La guerre en Ukraine a aussi son impact
Outre les semi-conducteurs, un autre élément d’importance a vu sa production fortement perturbée. Les faisceaux électriques, produits pour la grande majorité en Ukraine, pays envahi par la Russie depuis février 2022, sont venus à manquer, exposant un peu plus la fragilité du secteur automobile face aux éléments géopolitiques. D’autant plus que les faisceaux électriques sont indispensables au bon fonctionnement des véhicules qu’ils soient thermiques, hybrides ou électriques. Les usines Leoni et Aptiv n’ont donc pas pu honorer les commandes passées par des groupes comme Volkswagen, Mercedes ou BMW, l’industrie automobile allemande ayant beaucoup de connexions avec l’Ukraine. À tel point que Porsche a dû momentanément mettre à l’arrêt son usine de Leipzig en mars dernier.

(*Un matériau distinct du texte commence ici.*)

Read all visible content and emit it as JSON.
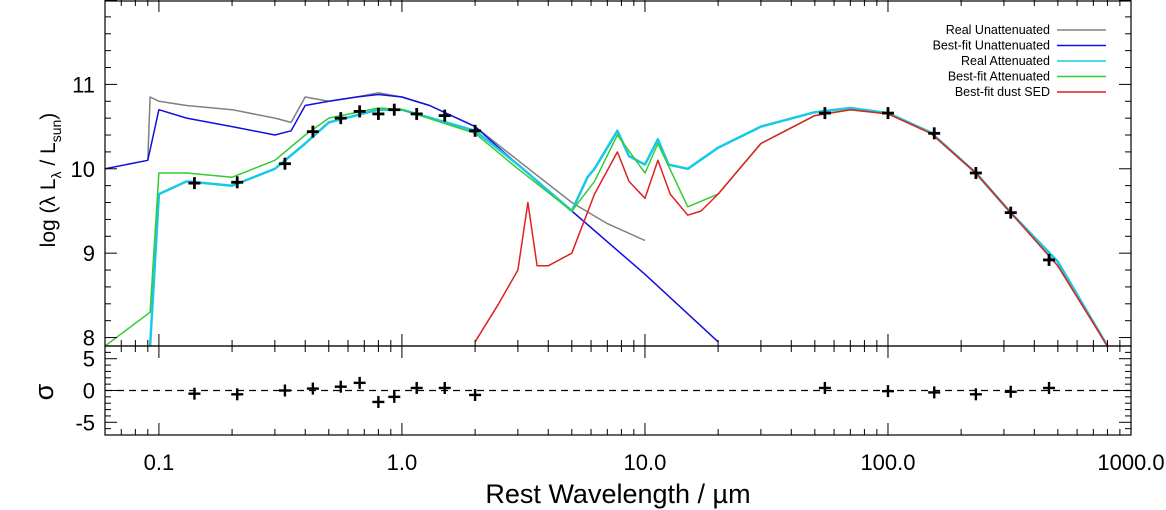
{
  "chart_data": [
    {
      "type": "line",
      "panel": "sed",
      "xlabel": "Rest Wavelength / µm",
      "ylabel": "log (λ L",
      "ylabel_parts": {
        "lambda_sub": "λ",
        "slash": " / L",
        "sun_sub": "sun",
        "close": ")"
      },
      "xscale": "log",
      "xlim": [
        0.06,
        1000
      ],
      "ylim": [
        7.9,
        12.0
      ],
      "x_ticks": [
        0.1,
        1.0,
        10.0,
        100.0,
        1000.0
      ],
      "x_tick_labels": [
        "0.1",
        "1.0",
        "10.0",
        "100.0",
        "1000.0"
      ],
      "y_ticks": [
        8,
        9,
        10,
        11
      ],
      "y_tick_labels": [
        "8",
        "9",
        "10",
        "11"
      ],
      "legend_position": "top-right",
      "series": [
        {
          "name": "Real Unattenuated",
          "color": "#808080",
          "x": [
            0.09,
            0.092,
            0.1,
            0.13,
            0.2,
            0.3,
            0.35,
            0.4,
            0.5,
            0.65,
            0.8,
            1.0,
            1.3,
            2.0,
            3.0,
            5.0,
            7.0,
            10.0
          ],
          "y": [
            10.1,
            10.85,
            10.8,
            10.75,
            10.7,
            10.6,
            10.55,
            10.85,
            10.8,
            10.85,
            10.9,
            10.85,
            10.75,
            10.5,
            10.1,
            9.6,
            9.35,
            9.15
          ]
        },
        {
          "name": "Best-fit Unattenuated",
          "color": "#1010e0",
          "x": [
            0.06,
            0.09,
            0.1,
            0.13,
            0.2,
            0.3,
            0.35,
            0.4,
            0.5,
            0.65,
            0.8,
            1.0,
            1.3,
            2.0,
            3.0,
            5.0,
            10.0,
            20.0
          ],
          "y": [
            10.0,
            10.1,
            10.7,
            10.6,
            10.5,
            10.4,
            10.45,
            10.75,
            10.8,
            10.85,
            10.88,
            10.85,
            10.75,
            10.5,
            10.05,
            9.5,
            8.75,
            7.95
          ]
        },
        {
          "name": "Real Attenuated",
          "color": "#18c8e8",
          "x": [
            0.092,
            0.1,
            0.13,
            0.2,
            0.3,
            0.4,
            0.5,
            0.8,
            1.0,
            2.0,
            3.0,
            5.0,
            5.8,
            6.2,
            7.7,
            8.6,
            10.0,
            11.3,
            12.5,
            15.0,
            20.0,
            30.0,
            50.0,
            70.0,
            100.0,
            150.0,
            230.0,
            320.0,
            500.0,
            800.0
          ],
          "y": [
            7.9,
            9.7,
            9.85,
            9.8,
            10.0,
            10.3,
            10.55,
            10.7,
            10.7,
            10.45,
            10.05,
            9.5,
            9.9,
            10.0,
            10.45,
            10.15,
            10.05,
            10.35,
            10.05,
            10.0,
            10.25,
            10.5,
            10.67,
            10.72,
            10.66,
            10.43,
            9.95,
            9.48,
            8.9,
            7.9
          ]
        },
        {
          "name": "Best-fit Attenuated",
          "color": "#33cc33",
          "x": [
            0.06,
            0.092,
            0.1,
            0.13,
            0.2,
            0.3,
            0.4,
            0.5,
            0.8,
            1.0,
            2.0,
            3.0,
            5.0,
            6.2,
            7.7,
            10.0,
            11.3,
            15.0,
            20.0,
            30.0,
            50.0,
            70.0,
            100.0,
            150.0,
            230.0,
            320.0,
            500.0,
            800.0
          ],
          "y": [
            7.9,
            8.3,
            9.95,
            9.95,
            9.9,
            10.1,
            10.4,
            10.6,
            10.72,
            10.7,
            10.42,
            10.0,
            9.5,
            9.85,
            10.4,
            9.95,
            10.3,
            9.55,
            9.7,
            10.3,
            10.63,
            10.7,
            10.65,
            10.42,
            9.95,
            9.48,
            8.85,
            7.9
          ]
        },
        {
          "name": "Best-fit dust SED",
          "color": "#e02020",
          "x": [
            2.0,
            2.5,
            3.0,
            3.3,
            3.6,
            4.0,
            5.0,
            6.2,
            7.7,
            8.6,
            10.0,
            11.3,
            12.7,
            15.0,
            17.0,
            20.0,
            30.0,
            50.0,
            70.0,
            100.0,
            150.0,
            230.0,
            320.0,
            500.0,
            800.0
          ],
          "y": [
            7.95,
            8.4,
            8.8,
            9.6,
            8.85,
            8.85,
            9.0,
            9.7,
            10.2,
            9.85,
            9.65,
            10.1,
            9.7,
            9.45,
            9.5,
            9.7,
            10.3,
            10.63,
            10.7,
            10.65,
            10.42,
            9.95,
            9.48,
            8.85,
            7.9
          ]
        }
      ],
      "observed_points": {
        "x": [
          0.14,
          0.21,
          0.33,
          0.43,
          0.56,
          0.67,
          0.8,
          0.93,
          1.15,
          1.5,
          2.0,
          55.0,
          100.0,
          155.0,
          230.0,
          320.0,
          460.0
        ],
        "y": [
          9.83,
          9.84,
          10.06,
          10.44,
          10.6,
          10.68,
          10.65,
          10.7,
          10.65,
          10.63,
          10.45,
          10.66,
          10.66,
          10.42,
          9.95,
          9.48,
          8.92
        ]
      }
    },
    {
      "type": "scatter",
      "panel": "residuals",
      "ylabel": "σ",
      "xscale": "log",
      "xlim": [
        0.06,
        1000
      ],
      "ylim": [
        -7,
        7
      ],
      "y_ticks": [
        -5,
        0,
        5
      ],
      "y_tick_labels": [
        "-5",
        "0",
        "5"
      ],
      "reference_line": 0,
      "x": [
        0.14,
        0.21,
        0.33,
        0.43,
        0.56,
        0.67,
        0.8,
        0.93,
        1.15,
        1.5,
        2.0,
        55.0,
        100.0,
        155.0,
        230.0,
        320.0,
        460.0
      ],
      "y": [
        -0.5,
        -0.6,
        0.0,
        0.3,
        0.6,
        1.2,
        -1.8,
        -1.0,
        0.4,
        0.4,
        -0.7,
        0.4,
        -0.1,
        -0.3,
        -0.6,
        -0.2,
        0.4
      ]
    }
  ]
}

Les observateurs estiment donc que le retour à la normale devrait intervenir à la fin de l’année 2023, voire au printemps 2024 pour les plus pessimistes, même si les retards tendent à se raccourcir. Ils varient toujours en fonction des marques, et aussi du modèle choisi. En moyenne, celui-ci se situe autour de 8 ou 9 mois. Mais si l’on prend par exemple deux modèles différents au sein de la gamme Mercedes, les différences sont notables. Pour un modèle recherché comme un CLA Shooting Brake, il faut compter 18 mois de délai, tandis que si l’on souhaite s’offrir un Classe G, le délai peut s’élever à trois ans ! La raison ? Certaines marques donnent la priorité aux modèles électriques de leur gamme. Et comme ceux-ci sont de plus en plus nombreux… les marques qui tirent leur épingle du jeu en cette période troublée sont donc celles qui avaient constitué du stock. Parmi les bons élèves, on en retrouve certaines du groupe Stellantis, comme Citroën ou Opel.

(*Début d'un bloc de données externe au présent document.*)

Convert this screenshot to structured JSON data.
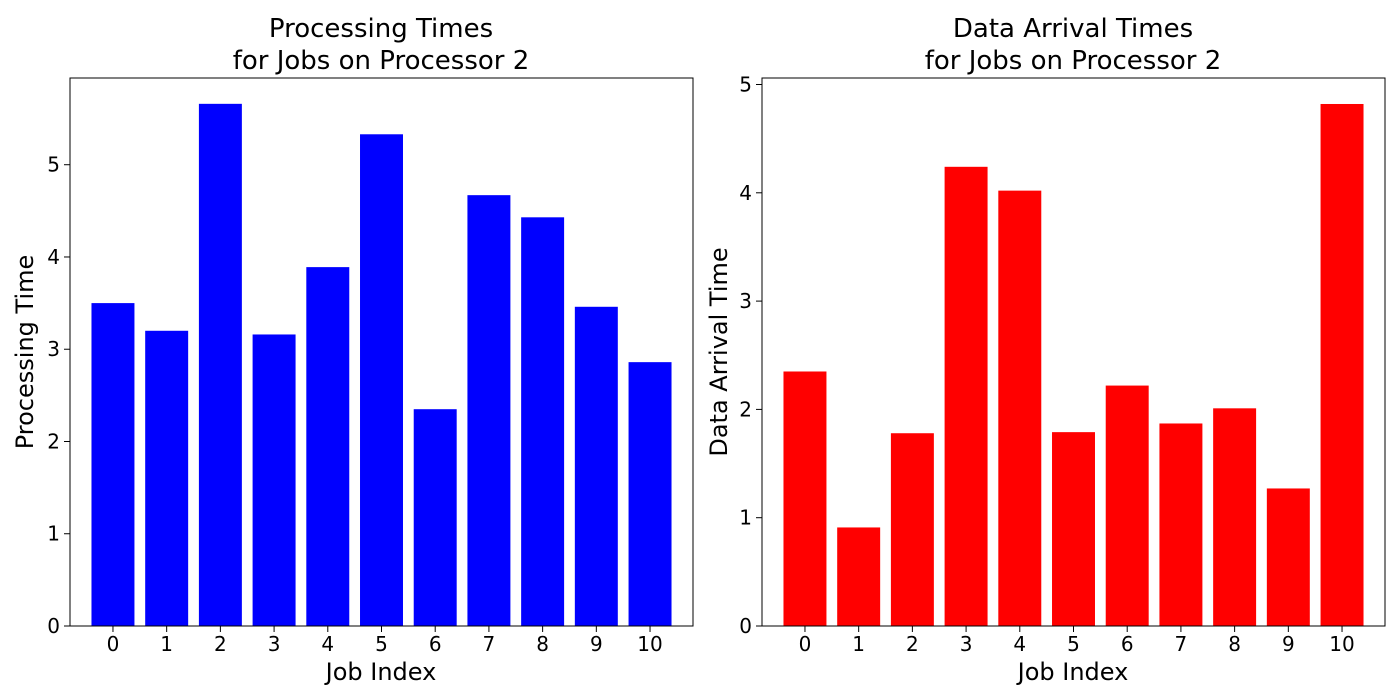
{
  "chart_data": [
    {
      "type": "bar",
      "title_lines": [
        "Processing Times",
        "for Jobs on Processor 2"
      ],
      "xlabel": "Job Index",
      "ylabel": "Processing Time",
      "categories": [
        "0",
        "1",
        "2",
        "3",
        "4",
        "5",
        "6",
        "7",
        "8",
        "9",
        "10"
      ],
      "values": [
        3.5,
        3.2,
        5.66,
        3.16,
        3.89,
        5.33,
        2.35,
        4.67,
        4.43,
        3.46,
        2.86
      ],
      "yticks": [
        0,
        1,
        2,
        3,
        4,
        5
      ],
      "ylim": [
        0,
        5.94
      ],
      "color": "#0000ff",
      "grid": false,
      "legend": "none"
    },
    {
      "type": "bar",
      "title_lines": [
        "Data Arrival Times",
        "for Jobs on Processor 2"
      ],
      "xlabel": "Job Index",
      "ylabel": "Data Arrival Time",
      "categories": [
        "0",
        "1",
        "2",
        "3",
        "4",
        "5",
        "6",
        "7",
        "8",
        "9",
        "10"
      ],
      "values": [
        2.35,
        0.91,
        1.78,
        4.24,
        4.02,
        1.79,
        2.22,
        1.87,
        2.01,
        1.27,
        4.82
      ],
      "yticks": [
        0,
        1,
        2,
        3,
        4,
        5
      ],
      "ylim": [
        0,
        5.06
      ],
      "color": "#ff0000",
      "grid": false,
      "legend": "none"
    }
  ]
}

Enfin, dernier facteur à l’autre bout de la chaîne de production, la pénurie de chauffeurs routiers. Une tendance qui ne va pas aller en s’améliorant en raison d’une demande accrue dans le transport, et aussi d’une pyramide des âges vieillissante. Le fossé croissant entre les départs à la retraite et les nouveaux conducteurs devrait voir le taux de postes vacants de chauffeurs routiers tripler pour atteindre plus de 60 % d’ici 2026, et quintupler pour les chauffeurs d’autobus et d’autocars pour atteindre près de 50 % d’ici cette même année.